September 20, 2003
The Practice of Transparency

Much of what follows will be obscure unless you have been trying to follow the inner workings of OSAF as it assumes you know a lot about who the players are, what they've been doing, and so on. So, as an experiment, I will judge by the comments to this post whether it is worthwhile to supply more of that context or not.

From a posting to osaf-announce by Mitchell Baker:

OSAF has two regularly scheduled meetings a week. One is the development meeting, sometimes also called the "all hands" meeting. The other is the Management Committee meeting, which consists of Mitch Kapor, Chao Lam, Michael Toy and me.

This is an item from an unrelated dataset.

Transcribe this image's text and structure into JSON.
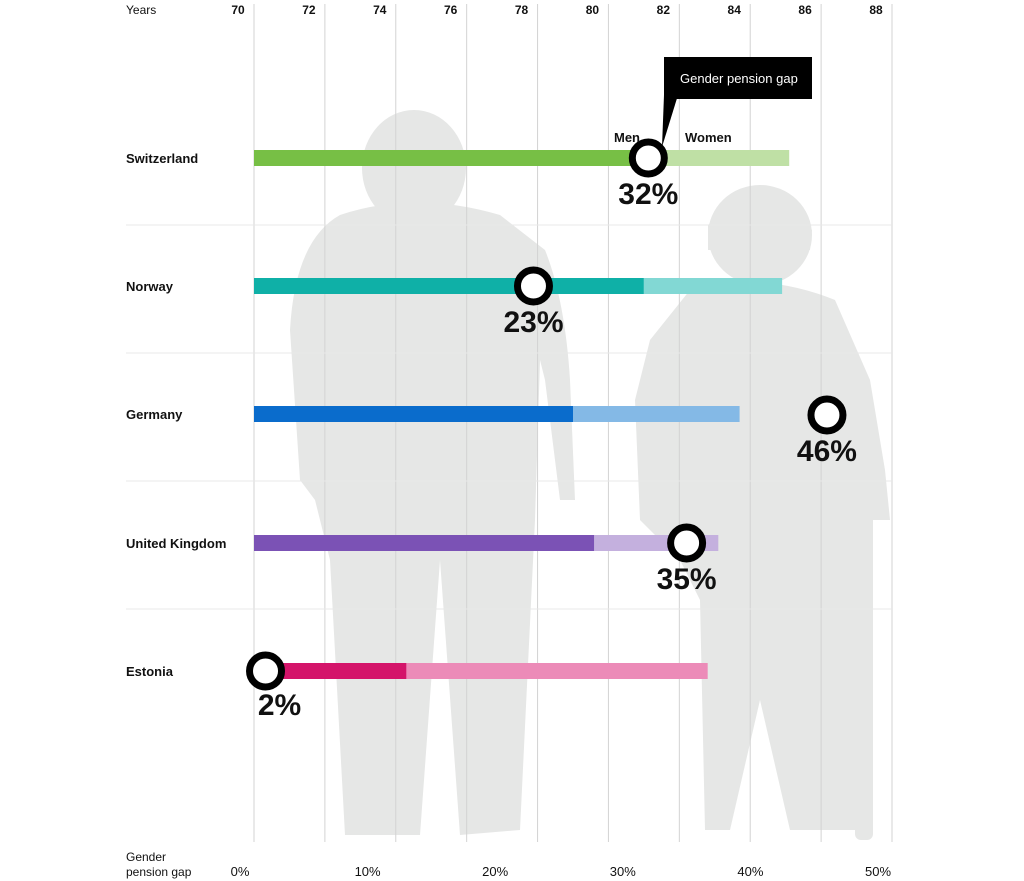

These meetings are pretty regular events now and have reached the point where the substance might be of interest to those following the project.

So I'll be posting the Meeting Notes for these two meetings on our wiki. Please keep in mind that the notes may not be polished, and may have holes or even incomplete thoughts. You might even think of this as a reflection of our state of being, though errors in the notes will undoubtedly occur. I've opted for imperfection rather than circulating the notes for comment, as this takes more time.
The notes from the past week's Management Committee meeting can be found here.

The notes from the past week's Development meeting can be found here.

You can get to these notes from the link on the front wiki page titled "Status Reports, OSAF Development Meeting Notes and OSAF Management Committee Meeting Notes. "

[We are working on transitioning to RSS feeds and away from mailing lists as a principal means of communication. My post here is an ad hoc step in this process. -- MK]

Posted by mitch@osafoundation.org at September 20, 2003 09:12 AM
Comments

Mitch,
According to my information all the great Renaissance artists and scientists had an open door policy. In other words the interested public could follow both - the progress of the work and most of the attendant circumstances. Given the quality of what they achieved I guess your way to proceed is very promising indeed.